Each cancer has a unique identity and is treated in a unique way. We now understand that a very small (less than a quarter of an inch) aggressive cancer may have a worse prognosis than a large one- to two-inch tumor because of the biology of these tumors. We also know that some early breast cancers are very slow-growing and may never enlarge and spread out of the breast and therefore may never become life-threatening.
But some breast cancers may spread to other parts of the body before a woman or physician can even feel them on exam. Screening tests cannot tell the difference between those two very different breast cancers. Mammograms could identify and possibly lead to over-treatment of some cancers so that we can prevent missing a life-threatening aggressive breast cancer.
Ultimately, the decision is up to the woman. The American Cancer Society, the American College of Surgeons, the American Society of Breast Surgeons and many others recommend screening starting at age 40.
When making the decision to screen, it may help to know what to expect. When a mammogram is done, one in 10 women will be called back for additional views or tests. Of those women, only one in 10 will require a biopsy. Biopsies are done with a needle under a local anesthetic and leave only a tiny scar that does not deform the breast. Of all of the women who have biopsies, 80 percent will be benign, and 20 percent will be malignant (cancerous). Overall, one to two breast cancers are found for every 1,000 mammograms performed.

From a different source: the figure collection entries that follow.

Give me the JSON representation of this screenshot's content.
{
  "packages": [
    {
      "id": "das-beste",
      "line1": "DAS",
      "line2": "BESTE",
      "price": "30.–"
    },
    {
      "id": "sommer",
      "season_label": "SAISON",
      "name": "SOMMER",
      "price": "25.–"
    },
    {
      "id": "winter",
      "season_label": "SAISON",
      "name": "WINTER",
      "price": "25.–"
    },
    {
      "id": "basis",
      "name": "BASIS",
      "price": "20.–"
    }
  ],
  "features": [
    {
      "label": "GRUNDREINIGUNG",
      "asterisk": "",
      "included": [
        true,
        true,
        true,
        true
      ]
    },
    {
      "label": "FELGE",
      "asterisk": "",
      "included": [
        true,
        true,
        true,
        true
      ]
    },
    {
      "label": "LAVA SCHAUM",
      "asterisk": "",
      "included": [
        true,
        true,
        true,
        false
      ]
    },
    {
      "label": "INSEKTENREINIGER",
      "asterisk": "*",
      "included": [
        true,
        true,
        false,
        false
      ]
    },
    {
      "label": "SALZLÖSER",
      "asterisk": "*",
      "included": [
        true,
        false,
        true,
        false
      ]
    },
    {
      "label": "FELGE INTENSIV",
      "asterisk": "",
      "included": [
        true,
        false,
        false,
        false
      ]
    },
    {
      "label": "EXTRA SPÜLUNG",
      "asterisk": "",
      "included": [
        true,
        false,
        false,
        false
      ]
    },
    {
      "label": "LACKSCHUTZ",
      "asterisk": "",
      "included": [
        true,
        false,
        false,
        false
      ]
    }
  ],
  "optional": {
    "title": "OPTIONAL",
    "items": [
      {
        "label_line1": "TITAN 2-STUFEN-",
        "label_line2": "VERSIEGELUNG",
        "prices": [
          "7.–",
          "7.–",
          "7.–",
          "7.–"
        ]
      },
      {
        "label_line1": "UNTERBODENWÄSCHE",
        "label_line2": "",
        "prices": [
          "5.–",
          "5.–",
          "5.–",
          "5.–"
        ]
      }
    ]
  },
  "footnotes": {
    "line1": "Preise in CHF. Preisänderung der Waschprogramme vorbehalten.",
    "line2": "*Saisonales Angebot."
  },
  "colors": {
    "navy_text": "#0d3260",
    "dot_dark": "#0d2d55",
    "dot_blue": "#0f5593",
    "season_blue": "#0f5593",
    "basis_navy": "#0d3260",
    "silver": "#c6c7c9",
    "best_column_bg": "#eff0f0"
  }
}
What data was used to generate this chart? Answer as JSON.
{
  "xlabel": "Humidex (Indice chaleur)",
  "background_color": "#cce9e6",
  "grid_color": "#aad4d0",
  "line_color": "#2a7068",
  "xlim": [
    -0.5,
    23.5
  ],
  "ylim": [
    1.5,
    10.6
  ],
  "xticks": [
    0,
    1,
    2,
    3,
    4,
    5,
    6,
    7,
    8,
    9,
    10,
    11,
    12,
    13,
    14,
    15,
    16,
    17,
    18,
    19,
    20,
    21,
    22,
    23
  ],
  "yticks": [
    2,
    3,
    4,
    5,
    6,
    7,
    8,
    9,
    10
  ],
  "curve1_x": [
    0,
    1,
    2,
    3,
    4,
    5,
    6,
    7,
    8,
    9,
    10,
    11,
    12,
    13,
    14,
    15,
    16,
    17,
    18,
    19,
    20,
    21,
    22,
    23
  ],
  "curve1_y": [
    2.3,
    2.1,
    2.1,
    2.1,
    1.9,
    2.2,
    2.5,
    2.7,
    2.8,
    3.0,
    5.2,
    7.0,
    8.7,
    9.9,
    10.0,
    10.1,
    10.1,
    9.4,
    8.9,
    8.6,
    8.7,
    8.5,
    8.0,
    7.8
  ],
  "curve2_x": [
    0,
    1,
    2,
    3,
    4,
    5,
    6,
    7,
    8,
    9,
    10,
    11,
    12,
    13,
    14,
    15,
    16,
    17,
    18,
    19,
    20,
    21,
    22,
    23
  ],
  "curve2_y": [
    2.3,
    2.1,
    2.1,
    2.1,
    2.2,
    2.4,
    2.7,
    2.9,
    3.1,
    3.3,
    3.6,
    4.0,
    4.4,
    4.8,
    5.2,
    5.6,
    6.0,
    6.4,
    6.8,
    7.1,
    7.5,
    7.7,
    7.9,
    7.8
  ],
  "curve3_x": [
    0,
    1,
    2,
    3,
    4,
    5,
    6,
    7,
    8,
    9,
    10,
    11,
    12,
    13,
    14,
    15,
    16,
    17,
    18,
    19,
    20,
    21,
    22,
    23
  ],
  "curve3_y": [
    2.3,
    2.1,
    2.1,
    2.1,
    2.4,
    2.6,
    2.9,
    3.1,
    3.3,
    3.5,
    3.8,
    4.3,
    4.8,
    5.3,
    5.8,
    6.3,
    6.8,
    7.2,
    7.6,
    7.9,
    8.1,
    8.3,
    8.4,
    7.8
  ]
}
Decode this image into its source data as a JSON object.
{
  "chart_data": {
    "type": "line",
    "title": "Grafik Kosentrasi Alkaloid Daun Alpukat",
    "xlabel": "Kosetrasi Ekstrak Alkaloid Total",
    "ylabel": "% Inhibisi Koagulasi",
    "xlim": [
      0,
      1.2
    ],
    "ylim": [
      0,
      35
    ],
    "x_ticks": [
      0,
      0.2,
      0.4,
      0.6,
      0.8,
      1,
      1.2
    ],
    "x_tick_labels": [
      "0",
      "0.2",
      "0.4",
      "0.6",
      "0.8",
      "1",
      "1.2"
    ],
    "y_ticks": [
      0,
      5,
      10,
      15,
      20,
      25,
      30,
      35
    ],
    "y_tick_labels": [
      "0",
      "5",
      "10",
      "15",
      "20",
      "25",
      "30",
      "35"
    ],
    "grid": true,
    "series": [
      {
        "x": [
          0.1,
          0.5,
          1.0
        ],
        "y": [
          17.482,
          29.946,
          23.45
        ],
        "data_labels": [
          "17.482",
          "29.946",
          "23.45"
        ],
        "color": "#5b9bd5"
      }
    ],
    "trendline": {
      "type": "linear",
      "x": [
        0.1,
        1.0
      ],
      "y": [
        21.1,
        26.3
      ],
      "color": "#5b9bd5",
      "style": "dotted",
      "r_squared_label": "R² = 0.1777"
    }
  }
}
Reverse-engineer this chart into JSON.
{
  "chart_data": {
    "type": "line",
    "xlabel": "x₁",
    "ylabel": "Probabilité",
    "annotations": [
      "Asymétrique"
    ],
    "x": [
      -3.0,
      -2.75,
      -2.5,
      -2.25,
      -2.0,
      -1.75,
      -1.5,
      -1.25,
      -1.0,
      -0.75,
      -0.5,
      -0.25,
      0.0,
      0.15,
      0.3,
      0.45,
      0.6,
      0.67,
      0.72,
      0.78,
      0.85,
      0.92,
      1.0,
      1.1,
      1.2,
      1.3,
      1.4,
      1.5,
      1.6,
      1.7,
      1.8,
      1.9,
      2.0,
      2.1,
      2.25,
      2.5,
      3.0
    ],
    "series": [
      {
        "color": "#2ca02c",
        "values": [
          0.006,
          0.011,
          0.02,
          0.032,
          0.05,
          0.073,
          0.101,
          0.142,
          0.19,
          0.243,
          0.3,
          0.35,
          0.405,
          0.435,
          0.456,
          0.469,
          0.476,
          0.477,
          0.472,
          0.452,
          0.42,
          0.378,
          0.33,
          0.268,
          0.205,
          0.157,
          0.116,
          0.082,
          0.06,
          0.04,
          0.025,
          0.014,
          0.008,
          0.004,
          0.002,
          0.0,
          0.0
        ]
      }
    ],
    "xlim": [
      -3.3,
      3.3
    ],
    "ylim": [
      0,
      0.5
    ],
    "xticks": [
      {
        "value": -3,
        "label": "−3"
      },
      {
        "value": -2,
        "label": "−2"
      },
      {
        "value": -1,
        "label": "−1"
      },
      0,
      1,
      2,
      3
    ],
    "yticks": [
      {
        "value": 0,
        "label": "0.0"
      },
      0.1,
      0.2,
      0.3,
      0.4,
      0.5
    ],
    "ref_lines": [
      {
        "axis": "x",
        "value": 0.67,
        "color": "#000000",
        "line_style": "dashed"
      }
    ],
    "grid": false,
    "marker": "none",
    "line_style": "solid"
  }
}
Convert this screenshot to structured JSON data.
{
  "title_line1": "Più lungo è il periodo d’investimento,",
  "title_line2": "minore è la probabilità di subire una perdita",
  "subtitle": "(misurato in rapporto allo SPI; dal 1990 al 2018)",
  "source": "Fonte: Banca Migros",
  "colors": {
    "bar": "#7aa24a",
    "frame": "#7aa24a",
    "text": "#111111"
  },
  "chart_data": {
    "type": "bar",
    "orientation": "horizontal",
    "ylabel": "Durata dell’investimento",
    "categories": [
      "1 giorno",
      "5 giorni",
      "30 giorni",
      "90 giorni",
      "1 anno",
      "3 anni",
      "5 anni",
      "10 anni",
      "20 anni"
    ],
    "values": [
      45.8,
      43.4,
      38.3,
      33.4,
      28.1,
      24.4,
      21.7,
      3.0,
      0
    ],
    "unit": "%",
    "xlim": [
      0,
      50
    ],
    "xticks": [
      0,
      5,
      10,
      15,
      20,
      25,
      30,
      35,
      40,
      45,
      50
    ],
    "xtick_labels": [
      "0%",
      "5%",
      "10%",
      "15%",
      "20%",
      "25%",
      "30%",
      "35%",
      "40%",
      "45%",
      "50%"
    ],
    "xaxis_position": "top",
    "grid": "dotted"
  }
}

So, the question is: To mammogram or not to mammogram? What should a woman do?
Keep three facts in mind when making that decision: First, breast self-exams and physician exams are not particularly accurate, and breast cancers easily can be missed until they become very large. This especially is true if the cancer is softer and deep within the breast tissue. Second, if your cancer is caught at a smaller size, there is a better chance your breast may be preserved, and there is a better chance you can avoid potentially toxic chemotherapy. Third, and most importantly, no matter what the biology of the cancer is, the prognosis always will be better if it is caught at a smaller size and before it can spread to the lymph nodes.